The net is: what goes out under my name reflects what I actually think. The agent just helps me say it more efficiently.
Where it stands
I’ve published three article using this system, so it’s still early. A post that would have taken a few hours by hand now takes more like one hour, maybe more if it takes a lot of research first. The bigger gain is consistency — having a structured process means I’m more likely to actually do it.
What’s next
The Airtable logging is the foundation for a reporting layer I haven’t built yet. Next up is pulling engagement data from LinkedIn and my website into that same base, which will give me visibility into how each post performs and that’s where the real magic will happen. Automating the data gathering and analysis will allow me to learn from what I post – what resonates most with people, what helps me find clients, what activity is and isn’t impactful to building my business.
That analysis will feed back into the agent’s guidance. It will also become a set of KPIs for my own activity, keeping me accountable to the marketing work the business needs.

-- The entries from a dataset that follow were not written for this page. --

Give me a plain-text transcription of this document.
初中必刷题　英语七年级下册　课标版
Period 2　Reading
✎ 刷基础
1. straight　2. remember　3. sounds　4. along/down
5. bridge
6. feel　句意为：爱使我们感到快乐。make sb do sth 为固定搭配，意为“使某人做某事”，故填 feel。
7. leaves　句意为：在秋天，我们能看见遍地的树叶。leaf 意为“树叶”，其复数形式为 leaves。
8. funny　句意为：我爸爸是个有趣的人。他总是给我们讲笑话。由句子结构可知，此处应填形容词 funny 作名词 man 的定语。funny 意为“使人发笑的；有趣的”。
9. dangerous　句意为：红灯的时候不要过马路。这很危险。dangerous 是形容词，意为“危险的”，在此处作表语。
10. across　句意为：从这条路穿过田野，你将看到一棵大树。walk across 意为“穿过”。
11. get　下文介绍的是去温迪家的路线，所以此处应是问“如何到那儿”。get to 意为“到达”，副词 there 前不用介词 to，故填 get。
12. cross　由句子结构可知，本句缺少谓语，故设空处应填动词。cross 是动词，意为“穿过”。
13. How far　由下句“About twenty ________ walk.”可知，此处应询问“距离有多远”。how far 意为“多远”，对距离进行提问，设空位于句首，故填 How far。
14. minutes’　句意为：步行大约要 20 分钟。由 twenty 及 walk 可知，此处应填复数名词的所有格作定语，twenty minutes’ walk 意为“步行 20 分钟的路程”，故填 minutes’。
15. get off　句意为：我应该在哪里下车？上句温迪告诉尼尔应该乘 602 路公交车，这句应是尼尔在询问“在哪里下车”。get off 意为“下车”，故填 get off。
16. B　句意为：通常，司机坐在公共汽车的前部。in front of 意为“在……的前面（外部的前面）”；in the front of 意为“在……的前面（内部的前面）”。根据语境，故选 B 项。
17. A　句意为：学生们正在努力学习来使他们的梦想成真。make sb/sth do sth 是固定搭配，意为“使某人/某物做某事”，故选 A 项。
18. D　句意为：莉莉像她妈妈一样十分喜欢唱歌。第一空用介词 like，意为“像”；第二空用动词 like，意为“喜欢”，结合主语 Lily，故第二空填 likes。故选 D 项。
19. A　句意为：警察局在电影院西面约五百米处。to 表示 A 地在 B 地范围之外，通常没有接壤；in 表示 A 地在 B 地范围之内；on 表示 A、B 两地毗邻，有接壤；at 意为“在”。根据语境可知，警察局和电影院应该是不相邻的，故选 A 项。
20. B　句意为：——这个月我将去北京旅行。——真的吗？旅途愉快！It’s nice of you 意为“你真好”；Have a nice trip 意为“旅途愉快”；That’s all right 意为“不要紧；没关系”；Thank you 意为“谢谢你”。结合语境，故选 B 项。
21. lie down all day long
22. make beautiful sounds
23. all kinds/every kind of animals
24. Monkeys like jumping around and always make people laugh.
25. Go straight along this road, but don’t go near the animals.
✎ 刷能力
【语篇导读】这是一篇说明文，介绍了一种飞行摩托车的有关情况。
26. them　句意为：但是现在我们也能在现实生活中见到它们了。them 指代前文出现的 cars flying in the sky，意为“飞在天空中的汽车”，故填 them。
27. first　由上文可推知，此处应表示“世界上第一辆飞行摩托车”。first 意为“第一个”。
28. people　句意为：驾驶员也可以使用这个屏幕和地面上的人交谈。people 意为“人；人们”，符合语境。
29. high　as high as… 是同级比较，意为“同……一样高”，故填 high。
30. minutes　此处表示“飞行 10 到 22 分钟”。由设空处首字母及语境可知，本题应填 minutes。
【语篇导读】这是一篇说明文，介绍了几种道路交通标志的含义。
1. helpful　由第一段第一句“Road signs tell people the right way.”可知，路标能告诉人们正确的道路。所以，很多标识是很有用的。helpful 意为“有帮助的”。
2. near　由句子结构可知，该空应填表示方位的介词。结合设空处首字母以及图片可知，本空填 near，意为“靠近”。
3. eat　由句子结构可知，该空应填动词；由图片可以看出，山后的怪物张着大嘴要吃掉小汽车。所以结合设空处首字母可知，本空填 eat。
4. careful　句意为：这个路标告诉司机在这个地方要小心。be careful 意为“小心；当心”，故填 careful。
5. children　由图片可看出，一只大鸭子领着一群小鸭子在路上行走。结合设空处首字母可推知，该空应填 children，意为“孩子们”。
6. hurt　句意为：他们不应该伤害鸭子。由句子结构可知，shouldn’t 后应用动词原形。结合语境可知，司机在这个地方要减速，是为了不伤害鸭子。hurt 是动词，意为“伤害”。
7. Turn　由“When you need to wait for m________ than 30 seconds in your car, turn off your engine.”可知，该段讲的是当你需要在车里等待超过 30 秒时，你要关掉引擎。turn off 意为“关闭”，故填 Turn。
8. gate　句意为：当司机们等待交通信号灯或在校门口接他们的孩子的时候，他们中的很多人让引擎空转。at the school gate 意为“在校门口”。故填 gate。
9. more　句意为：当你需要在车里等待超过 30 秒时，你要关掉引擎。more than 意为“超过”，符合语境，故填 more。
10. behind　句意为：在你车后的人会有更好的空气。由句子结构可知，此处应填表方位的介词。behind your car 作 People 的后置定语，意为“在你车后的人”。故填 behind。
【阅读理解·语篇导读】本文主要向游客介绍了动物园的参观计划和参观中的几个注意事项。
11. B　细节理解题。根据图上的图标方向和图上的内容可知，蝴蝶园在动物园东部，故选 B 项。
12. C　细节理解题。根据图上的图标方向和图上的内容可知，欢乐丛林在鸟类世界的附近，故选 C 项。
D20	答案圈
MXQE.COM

If I had to do this by hand it would be hours of manual work each time I wanted to check my metrics which means I’ll procrastinate doing it, I’ll learn slower, and be less effective. With the automation I’ll be able to take a quick peek weekly to keep on top of things and adjust quickly based on the data.
Why this is relevant to client work
Content creation is a common bottleneck for people in many industries.
- Marketing requires generating content that resonates with people. Unless a company’s marketing is super dialed-in and the audience never changes, their message will need to be adjusted over time. Data makes that easier.
- The people with the most useful things to say are usually too busy to say them consistently, and off-the-shelf AI writing tools often produce output that doesn’t sound like anyone in particular.
- “Blank piece of paper syndrome” is real. Even great writers with lots of time on their hands occasional suffer from writer’s block or struggle to get started.
This system is an example of an approach that uses the best of AI plus the unique human judgement that can never be replaced: building an agent that’s trained on a specific voice, integrated into a specific workflow, and designed to keep a human meaningfully in the loop rather than just generating content on autopilot.